Development of NP-Based Universal Vaccine for Influenza A Viruses
Ekramy E. Sayedahmed,
Nelly O. Elshafie,
Andrea P. dos Santos,
Chinnaswamy Jagannath,
Suryaprakash Sambhara,
Suresh K. Mittal
Affiliations
Ekramy E. Sayedahmed
Department of Comparative Pathobiology, Purdue Institute for Immunology, Inflammation and Infectious Disease, Purdue University Center for Cancer Research, College of Veterinary Medicine, Purdue University, West Lafayette, IN 47907, USA
Nelly O. Elshafie
Department of Comparative Pathobiology, Purdue Institute for Immunology, Inflammation and Infectious Disease, Purdue University Center for Cancer Research, College of Veterinary Medicine, Purdue University, West Lafayette, IN 47907, USA
Andrea P. dos Santos
Department of Comparative Pathobiology, Purdue Institute for Immunology, Inflammation and Infectious Disease, Purdue University Center for Cancer Research, College of Veterinary Medicine, Purdue University, West Lafayette, IN 47907, USA
Chinnaswamy Jagannath
Department of Pathology and Genomic Medicine, Center for Infectious Diseases and Translational Medicine, Houston Methodist Research Institute, Weill-Cornell Medicine, Houston, TX 77030, USA
Suryaprakash Sambhara
Influenza Division, Centers for Disease Control and Prevention, Atlanta, GA 30329, USA
Suresh K. Mittal
Department of Comparative Pathobiology, Purdue Institute for Immunology, Inflammation and Infectious Disease, Purdue University Center for Cancer Research, College of Veterinary Medicine, Purdue University, West Lafayette, IN 47907, USA
The nucleoprotein (NP) is a vital target for the heterosubtypic immunity of CD8+ cytotoxic T lymphocytes (CTLs) due to its conservation among influenza virus subtypes.

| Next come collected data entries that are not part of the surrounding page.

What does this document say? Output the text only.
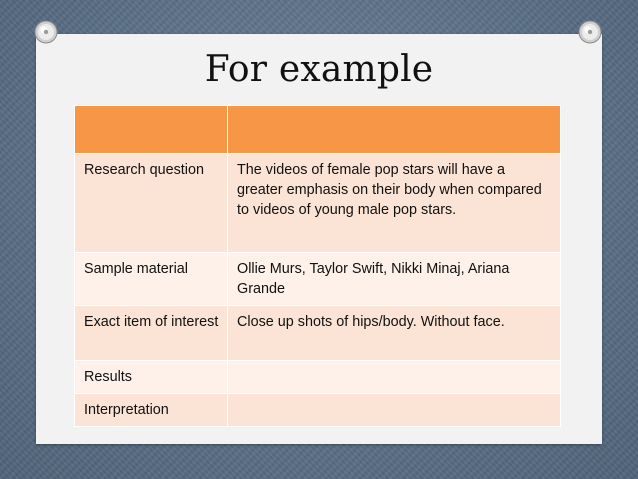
For example

Research question	The videos of female pop stars will have a greater emphasis on their body when compared to videos of young male pop stars.
Sample material	Ollie Murs, Taylor Swift, Nikki Minaj, Ariana Grande
Exact item of interest	Close up shots of hips/body. Without face.
Results	
Interpretation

To further enhance the T cell immunity of NP, autophagy-inducing peptide C5 (AIP-C5) from the CFP10 protein of Mycobacterium tuberculosis was used. Mice were immunized intranasally (i.n.) with human adenoviral vectors, HAd-C5-NP(H7N9) or HAd-NP(H7N9), expressing NP of an H7N9 influenza virus with or without the AIP-C5, respectively. Both vaccines developed similar levels of NP-specific systemic and mucosal antibody titers; however, there was a significantly higher number of NP-specific CD8 T cells secreting interferon-gamma (IFN-γ) in the HAd-C5-NP(H7N9) group than in the HAd-NP(H7N9) group. The HAd-C5-NP(H7N9) vaccine provided better protection following the challenge with A/Puerto Rico/8/1934(H1N1), A/Hong Kong/1/68(H3N2), A/chukkar/MN/14951-7/1998(H5N2), A/goose/Nebraska/17097/2011(H7N9), or A/Hong Kong/1073/1999(H9N2) influenza viruses compared to the HAd-NP(H7N9) group. The autophagy transcriptomic gene analysis of the HAd-C5-NP(H7N9) group revealed the upregulation of some genes involved in the positive regulation of the autophagy process. The results support further exploring the use of NP and AIP-C5 for developing a universal influenza vaccine for pandemic preparedness.